Oddball Films and guest Curator Landon Bates bring you Signifying Nothing: Cinema of the Absurd, an exciting exploration of--you guessed it!--the absurdity inherent within the human condition. For a sort of philosophical primer we'll begin our inscrutable screening with that ambassador of angst, that emissary of alienation, that duke of despair, that prophet of pointlessness: that’s right, it’s Albert Camus in Albert Camus: A Self Portrait (1971). This film gives a glimpse of Camus's French-Algerian beginnings, an overview of his most important works, and features rare interview footage with the man himself; and, it will be appropriately succeeded by Sisyphus (1975), a mesmerizing animation of that symbolic struggle up the mountainside of life. We'll then make a pit-stop in the mind of Eugene Ionesco, a worthy representative of the Theatre of the Absurd, with a dramatization of his play The New Tenant (1975), in which a simple-seeming man is revealed to be obsessed with his possessions, flooding his new apartment with a never-ending stream of furniture. A piece of furniture also figures prominently in our next film--so much so that one might even call it the main character: this film is Roman Polanski's classic short, Two Men and a Wardrobe (1958), wherein two boys, with their beloved bureau in tow, wander the city streets wanting only to find a peaceful place in the din of the modern world. Our concluding film features yet another existential outcast, namely Herman Melville's stubborn scrivener, in that fictive forbear of the absurdist genre: Bartleby (1969). This soul-enlivening evening of fun-filled futility is not to be missed.

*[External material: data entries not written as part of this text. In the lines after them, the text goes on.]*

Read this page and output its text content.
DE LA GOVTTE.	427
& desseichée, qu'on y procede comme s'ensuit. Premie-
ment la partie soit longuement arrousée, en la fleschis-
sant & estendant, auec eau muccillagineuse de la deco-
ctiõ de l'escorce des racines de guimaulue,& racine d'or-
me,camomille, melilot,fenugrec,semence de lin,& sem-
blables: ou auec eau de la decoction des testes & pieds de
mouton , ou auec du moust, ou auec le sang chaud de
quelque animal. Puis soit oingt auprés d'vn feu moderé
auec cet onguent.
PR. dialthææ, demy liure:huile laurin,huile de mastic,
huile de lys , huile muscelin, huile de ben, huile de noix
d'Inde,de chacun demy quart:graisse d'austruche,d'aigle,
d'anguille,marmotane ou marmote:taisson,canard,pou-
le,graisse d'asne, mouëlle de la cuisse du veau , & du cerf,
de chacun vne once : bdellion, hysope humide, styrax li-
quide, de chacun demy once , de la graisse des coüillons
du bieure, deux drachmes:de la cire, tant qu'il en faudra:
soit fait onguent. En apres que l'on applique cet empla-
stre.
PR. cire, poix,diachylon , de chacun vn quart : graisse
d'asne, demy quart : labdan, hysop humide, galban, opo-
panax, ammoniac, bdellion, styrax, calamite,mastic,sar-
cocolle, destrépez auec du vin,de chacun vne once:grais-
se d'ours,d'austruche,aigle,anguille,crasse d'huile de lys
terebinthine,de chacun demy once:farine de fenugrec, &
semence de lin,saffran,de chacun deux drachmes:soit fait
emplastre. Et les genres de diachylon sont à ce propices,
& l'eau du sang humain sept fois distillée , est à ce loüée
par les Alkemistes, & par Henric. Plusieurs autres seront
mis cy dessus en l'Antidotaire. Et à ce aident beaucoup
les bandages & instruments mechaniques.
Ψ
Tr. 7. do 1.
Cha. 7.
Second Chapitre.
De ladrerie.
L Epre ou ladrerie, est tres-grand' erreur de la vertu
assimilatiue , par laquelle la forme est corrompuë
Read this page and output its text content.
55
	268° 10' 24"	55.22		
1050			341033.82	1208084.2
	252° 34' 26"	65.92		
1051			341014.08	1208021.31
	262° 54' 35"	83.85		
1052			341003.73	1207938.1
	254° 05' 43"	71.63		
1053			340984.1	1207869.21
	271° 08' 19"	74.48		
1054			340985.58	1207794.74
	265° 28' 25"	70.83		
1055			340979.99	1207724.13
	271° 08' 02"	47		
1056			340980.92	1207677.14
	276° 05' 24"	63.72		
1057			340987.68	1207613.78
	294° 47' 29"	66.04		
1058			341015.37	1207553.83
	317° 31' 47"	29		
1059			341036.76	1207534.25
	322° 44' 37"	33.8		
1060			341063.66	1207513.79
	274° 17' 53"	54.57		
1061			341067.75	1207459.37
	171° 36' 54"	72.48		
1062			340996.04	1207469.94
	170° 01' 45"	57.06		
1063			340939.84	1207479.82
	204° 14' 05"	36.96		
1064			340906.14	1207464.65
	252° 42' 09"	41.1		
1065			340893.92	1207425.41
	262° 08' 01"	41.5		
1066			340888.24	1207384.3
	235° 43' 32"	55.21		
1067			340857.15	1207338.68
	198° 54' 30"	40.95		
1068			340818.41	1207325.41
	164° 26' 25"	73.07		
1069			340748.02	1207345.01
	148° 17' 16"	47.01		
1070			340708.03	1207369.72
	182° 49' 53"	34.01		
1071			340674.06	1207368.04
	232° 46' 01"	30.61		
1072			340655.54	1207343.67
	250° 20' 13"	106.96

Date: Thursday, February 28th, 2013 at 8:00pm
Venue: Oddball Films, 275 Capp Street San Francisco
Admission: $10.00 Limited Seating RSVP to firstname.lastname@example.org or (415) 558-8117
“The divorce between man and his life, the actor and his setting, is properly the feeling of the absurd.”
- Albert Camus
Albert Camus: A Self Portrait (Color, 1971)
Albert Camus was one of the 20th Century's most eminent philosophers, often associated with existentialist thought, and one of the fathers of the philosophy of absurdism. Absurdity, in Camus's view, involves the inevitable human struggle for some sort of clear or definite sense of meaning in a complex world where such meaning cannot readily be found. Among Camus's most important writings are The Myth of Sisyphus, a sort of treatise on the absurdity inherent in the human experience, and his philosophical novels, The Stranger, and The Plague. This profile of the philosopher/novelist/political thinker, provides an all-too-brief overview of Camus's life and work, paying special attention to the locales of his boyhood in French Algiers. Also included is interview footage in which Camus discusses some of his writings and views.
Sisyphus (B+W, 1975)
Sisyphus is an artistically spare depiction of the Greek myth of Sisphyus, sentenced to eternally roll a stone up a mountain. The animated story is presented in a single, unbroken shot, consisting of a dynamic line drawing of Sisyphus, the stone, and the mountainside.
The New Tenant (Color, 1975)
Based on the absurdist play by Eugene Ionesco, “The New Tenant” is an existential spectacle of terrifying simplicity about a man overwhelmed by his objects.
Two Men and a Wardrobe (B+W, 1958)
Roman Polanski’s darkly comic early film has many of the director’s preoccupations already present: alienation, crisis in identity, and a bizarre view of humanity that sees us as some very strange animals. In this quasi-surrealist jaunt, two otherwise normal looking men emerge from the sea carrying an enormous wardrobe, which they proceed to carry around a nearby town. Seeking fun, solace, or maybe some place to put the damn thing, all the two find is rejection at every turn. Watch Polanski in a bit part he later reprises in Chinatown. “Two Men and a Wardrobe” initiated Polanski’s collaboration with Krzysztof Komeda, the great Polish jazz composer who went on to score such Polanski hallmarks as Knife in the Water, Cul de Sac, and Rosemary's Baby.
Bartleby (Color, 1969)
An affecting adaptation of Melville's haunting short story, “Bartleby, The Scrivener,” in which a forlorn copyist, hired by a Wall Street lawyer, becomes increasingly enigmatic as his willingness to do work gradually diminishes, eventually to the point of total inactivity. The lawyer, through whose perspective the events of the story are related, finds Bartleby inscrutable, and finds himself somehow impervious to his employee's insubordination. James Westerfield plays the lawyer, and a young Barry Williams (aka Greg in The Brady Bunch) has a small role as one of Bartleby's officemates.
Melville's story prefigures Kafka's nightmarishly mundane fiction, and can likewise be seen as a forbear of the Absurdist Theatre movement. Also, Albert Camus, in a personal letter to a friend (unpublished until 1998) cited Melville as an influence.
Landon Bates is a UC Berkeley graduate of English Literature and plays drums for the duo Disappearing People.